While there was a longer than usual gap between the launch of Poco F1 and Poco F2 Pro, Poco F3 made its way to the market within a year of its predecessor and brought with it a more toned-down approach and cleaner design. But here, the headline-raising price aspect had come back.

The €499 made its way back to €349, with a few cuts here and there, though these were changes that one couldn’t argue against, as the core experience remained the same.

The decisions that resulted in the price cut are more than likely due to the return to a display with a hole punch cutout, the transformation of the chassis to plastic (though the glass back has stuck around), and possibly the smaller battery — 4700 mAh coming down to 4520 mAh.

But speaking of the upgrades, the Poco F3 shipped with the more modern 870, featuring better clock speeds and efficiency. The display, which took a step back in design, made a jump in other aspects. Its 6.67-inch FHD+ OLED Display that refreshed at 120Hz brought it in line with flagships. A high refresh rate display was missing in the F2 Pro, and the addition was a welcome one.

Poco F4

all colors of the Poco F4 Source: Poco

Now, nearly four years after the launch of the Poco F1 arrives, the Poco F4. The device comes with a new price tag but shares specifications with its predecessor, most notably the Snapdragon 870 SoC that’s packaged inside. So, while some changes with this generation make it worth considering over the last, it’s probably the most iterative upgrade the F Series has ever seen.

Poco F4 starts at €399, a €50 increment over its predecessor

The most significant difference here is the design, which has gone from one that flaunted curves to a boxier one. Whether this is a positive change is up to the subjectivity of a buyer. Personally, the decision is something I welcome. There’s just something more attractive about such a look.

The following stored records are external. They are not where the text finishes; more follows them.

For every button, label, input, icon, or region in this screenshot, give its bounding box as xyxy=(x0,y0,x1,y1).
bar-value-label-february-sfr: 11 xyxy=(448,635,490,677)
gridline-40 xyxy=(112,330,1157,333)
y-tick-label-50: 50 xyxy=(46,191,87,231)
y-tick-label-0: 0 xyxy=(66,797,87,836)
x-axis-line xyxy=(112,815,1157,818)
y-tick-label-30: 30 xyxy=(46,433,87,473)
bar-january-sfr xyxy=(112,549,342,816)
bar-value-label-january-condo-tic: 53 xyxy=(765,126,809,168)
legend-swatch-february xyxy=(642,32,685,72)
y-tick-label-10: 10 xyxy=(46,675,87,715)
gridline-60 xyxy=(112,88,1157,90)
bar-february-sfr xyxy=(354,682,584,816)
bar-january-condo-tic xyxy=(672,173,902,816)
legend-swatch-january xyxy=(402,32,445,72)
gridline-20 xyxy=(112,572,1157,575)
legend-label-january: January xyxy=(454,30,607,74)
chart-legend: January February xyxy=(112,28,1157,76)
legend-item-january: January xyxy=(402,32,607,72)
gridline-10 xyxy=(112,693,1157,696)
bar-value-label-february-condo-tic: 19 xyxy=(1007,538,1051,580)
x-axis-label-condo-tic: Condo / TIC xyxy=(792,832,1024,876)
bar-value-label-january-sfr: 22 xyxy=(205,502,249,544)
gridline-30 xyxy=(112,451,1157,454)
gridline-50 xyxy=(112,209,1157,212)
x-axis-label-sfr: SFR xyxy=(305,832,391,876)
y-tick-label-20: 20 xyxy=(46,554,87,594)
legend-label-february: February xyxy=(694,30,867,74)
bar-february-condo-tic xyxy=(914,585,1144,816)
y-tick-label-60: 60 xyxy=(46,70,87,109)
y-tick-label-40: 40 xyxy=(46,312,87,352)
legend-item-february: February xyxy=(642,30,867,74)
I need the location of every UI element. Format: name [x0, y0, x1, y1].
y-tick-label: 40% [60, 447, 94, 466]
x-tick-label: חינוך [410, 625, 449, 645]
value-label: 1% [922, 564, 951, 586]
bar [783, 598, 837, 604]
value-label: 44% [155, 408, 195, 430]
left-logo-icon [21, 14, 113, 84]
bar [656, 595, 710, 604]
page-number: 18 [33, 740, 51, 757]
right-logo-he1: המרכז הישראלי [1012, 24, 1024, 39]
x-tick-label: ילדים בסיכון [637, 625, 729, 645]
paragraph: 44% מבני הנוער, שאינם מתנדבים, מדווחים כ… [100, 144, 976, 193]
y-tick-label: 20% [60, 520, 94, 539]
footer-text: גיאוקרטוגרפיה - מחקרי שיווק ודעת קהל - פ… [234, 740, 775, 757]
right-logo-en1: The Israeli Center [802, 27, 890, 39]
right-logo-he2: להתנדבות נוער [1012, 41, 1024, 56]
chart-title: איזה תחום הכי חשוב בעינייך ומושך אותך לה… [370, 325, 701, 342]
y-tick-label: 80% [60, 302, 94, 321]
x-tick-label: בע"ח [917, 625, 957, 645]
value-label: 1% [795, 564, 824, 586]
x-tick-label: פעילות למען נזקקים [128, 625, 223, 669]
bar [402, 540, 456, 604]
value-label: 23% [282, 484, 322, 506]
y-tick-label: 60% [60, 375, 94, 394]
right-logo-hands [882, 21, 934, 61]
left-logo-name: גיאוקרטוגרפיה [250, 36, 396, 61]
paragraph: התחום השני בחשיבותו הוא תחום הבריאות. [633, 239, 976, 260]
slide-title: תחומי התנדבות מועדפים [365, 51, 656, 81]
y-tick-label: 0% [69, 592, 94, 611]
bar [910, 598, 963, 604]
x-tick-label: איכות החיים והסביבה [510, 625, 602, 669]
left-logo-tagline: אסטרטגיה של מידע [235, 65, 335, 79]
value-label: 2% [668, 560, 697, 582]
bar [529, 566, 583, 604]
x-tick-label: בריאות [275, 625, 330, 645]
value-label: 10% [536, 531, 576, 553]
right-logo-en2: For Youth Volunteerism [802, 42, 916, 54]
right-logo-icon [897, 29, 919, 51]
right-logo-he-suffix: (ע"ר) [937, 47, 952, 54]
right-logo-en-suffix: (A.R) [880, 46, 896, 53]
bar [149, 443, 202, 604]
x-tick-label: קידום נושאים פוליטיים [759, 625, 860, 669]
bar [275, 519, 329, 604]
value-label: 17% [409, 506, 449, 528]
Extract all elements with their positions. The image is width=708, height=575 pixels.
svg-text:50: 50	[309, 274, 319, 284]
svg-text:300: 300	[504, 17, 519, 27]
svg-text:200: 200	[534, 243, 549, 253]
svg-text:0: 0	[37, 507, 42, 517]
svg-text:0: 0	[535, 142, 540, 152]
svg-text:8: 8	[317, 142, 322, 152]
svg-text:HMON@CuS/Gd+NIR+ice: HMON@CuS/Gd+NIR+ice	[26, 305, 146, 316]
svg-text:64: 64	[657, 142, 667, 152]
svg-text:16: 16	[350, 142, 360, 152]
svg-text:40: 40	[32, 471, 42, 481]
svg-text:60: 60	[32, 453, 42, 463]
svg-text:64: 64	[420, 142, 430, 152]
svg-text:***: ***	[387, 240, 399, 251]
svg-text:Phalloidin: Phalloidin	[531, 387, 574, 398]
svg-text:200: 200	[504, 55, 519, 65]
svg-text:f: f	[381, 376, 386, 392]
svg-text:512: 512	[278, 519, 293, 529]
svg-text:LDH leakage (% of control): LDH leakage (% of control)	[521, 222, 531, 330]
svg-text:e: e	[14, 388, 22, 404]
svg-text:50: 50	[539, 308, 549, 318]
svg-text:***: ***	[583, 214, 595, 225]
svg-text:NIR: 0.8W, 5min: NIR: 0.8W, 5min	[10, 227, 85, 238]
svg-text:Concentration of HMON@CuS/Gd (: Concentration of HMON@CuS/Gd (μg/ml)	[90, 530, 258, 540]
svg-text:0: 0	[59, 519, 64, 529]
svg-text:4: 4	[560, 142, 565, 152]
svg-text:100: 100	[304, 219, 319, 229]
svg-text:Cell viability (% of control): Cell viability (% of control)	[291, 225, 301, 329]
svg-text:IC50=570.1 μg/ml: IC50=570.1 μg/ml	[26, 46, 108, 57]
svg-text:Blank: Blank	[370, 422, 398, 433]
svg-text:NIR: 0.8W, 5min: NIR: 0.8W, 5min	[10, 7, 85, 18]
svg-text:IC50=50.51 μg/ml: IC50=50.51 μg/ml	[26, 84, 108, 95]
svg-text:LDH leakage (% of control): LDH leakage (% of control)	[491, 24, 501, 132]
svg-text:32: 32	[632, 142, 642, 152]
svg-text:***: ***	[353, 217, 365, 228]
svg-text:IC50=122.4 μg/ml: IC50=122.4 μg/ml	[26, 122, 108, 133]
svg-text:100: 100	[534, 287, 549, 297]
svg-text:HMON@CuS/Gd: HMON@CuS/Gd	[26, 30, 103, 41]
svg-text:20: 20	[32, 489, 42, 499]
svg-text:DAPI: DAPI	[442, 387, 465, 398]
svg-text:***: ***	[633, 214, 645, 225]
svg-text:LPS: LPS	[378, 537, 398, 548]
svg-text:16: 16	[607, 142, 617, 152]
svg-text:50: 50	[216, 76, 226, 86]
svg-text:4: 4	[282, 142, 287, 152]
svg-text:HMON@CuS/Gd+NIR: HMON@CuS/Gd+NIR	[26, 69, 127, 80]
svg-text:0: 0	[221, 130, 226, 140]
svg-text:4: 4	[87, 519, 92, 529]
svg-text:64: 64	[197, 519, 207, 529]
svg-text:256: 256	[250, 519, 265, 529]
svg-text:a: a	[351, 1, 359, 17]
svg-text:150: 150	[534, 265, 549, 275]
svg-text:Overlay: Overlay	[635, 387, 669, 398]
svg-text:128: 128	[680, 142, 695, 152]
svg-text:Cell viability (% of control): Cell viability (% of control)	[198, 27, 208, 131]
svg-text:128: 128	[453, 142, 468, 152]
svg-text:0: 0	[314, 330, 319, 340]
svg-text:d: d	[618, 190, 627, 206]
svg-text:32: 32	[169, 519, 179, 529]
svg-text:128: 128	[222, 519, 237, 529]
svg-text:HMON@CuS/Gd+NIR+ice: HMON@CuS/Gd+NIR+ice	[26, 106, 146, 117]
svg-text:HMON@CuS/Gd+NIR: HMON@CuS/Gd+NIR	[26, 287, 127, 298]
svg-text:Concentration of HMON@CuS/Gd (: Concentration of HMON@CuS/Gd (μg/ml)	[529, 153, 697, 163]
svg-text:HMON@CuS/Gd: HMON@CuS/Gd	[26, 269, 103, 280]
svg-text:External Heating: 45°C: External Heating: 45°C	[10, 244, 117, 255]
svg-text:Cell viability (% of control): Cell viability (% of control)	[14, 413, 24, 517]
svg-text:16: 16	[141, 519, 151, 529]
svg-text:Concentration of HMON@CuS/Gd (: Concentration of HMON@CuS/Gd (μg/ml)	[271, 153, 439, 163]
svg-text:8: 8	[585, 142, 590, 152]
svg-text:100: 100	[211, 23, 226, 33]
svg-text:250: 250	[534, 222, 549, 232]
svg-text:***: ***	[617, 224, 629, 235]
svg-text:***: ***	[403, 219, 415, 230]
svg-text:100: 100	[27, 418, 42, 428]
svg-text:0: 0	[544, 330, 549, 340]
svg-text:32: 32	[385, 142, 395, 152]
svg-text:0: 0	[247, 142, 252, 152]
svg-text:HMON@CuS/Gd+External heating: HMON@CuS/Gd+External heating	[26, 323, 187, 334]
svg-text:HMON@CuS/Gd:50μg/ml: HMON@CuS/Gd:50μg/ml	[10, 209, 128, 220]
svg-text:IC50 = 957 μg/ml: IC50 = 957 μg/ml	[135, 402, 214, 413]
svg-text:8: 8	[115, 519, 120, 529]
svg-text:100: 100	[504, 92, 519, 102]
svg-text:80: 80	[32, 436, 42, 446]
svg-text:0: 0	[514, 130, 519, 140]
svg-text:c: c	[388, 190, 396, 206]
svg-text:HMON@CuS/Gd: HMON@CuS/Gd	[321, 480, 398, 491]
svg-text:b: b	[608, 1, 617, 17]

The frame on the F4 also remains to be of polycarbonate, a change made with the F3 last year, but this time around, Poco does deem IP rating a necessity as it offers IP53 protection for the smartphone.

The camera shows improvement with the inclusion of OIS on the primary 64MP sensor, but the rest of the hardware remains par for the course. Poco F4 bundles an 8MP Ultrawide and 2MP Macro along with the primary. And rounding off the setup is a 20MP shooter found on the F3.

The battery sees a haircut coming down to 4500 mAh from 4520 mAh, but Poco did up the ante on charging speeds. The F4 — which still comes with a charging brick in the box — now supports 67W fast charging, which can boost the phone from 0 to 100 in less than 40 minutes.

But if you ask me to sum up the changes, there are only a few, the design, the charging speed, a minor change in the cameras, and the support for Dolby Vision on display. While these changes are likely to improve the user experience, I’d define them as iterative at best.

For new buyers, the Poco F4 continues to stay true to the brand’s ideology, but if you’re looking to upgrade, it isn’t a necessity.

Is it a story of iterations for Poco from here on?

The Poco F1 was a phone with a lot of positive press surrounding it, and a major reason behind this was the value-for-money proposition on offer. With the F4, the brand’s motto, ‘Everything you need and nothing you don’t,’ remains true.

So, as a phone, the Poco F4 impresses me. I don’t mind the reused Snapdragon 870, as using the proven hardware is better than including components that can change the principle behind a device. Yes, there is a price increase this time, but the additions like support for Dolby Vision, an IP Rating, and faster charging seem worth the increment.

But the bigger question is whether the F Series will become a story of iterations from here on? The changes between Poco F3 and Poco F4 are so marginal that while they’re for the better, I wonder what the F5 will bring to the table.

If you ask me, I don’t mind the iterative changes, as I’d rather see Poco change their focus towards improving the experience their software provides and making better use of the independence they claim to have from Xiaomi.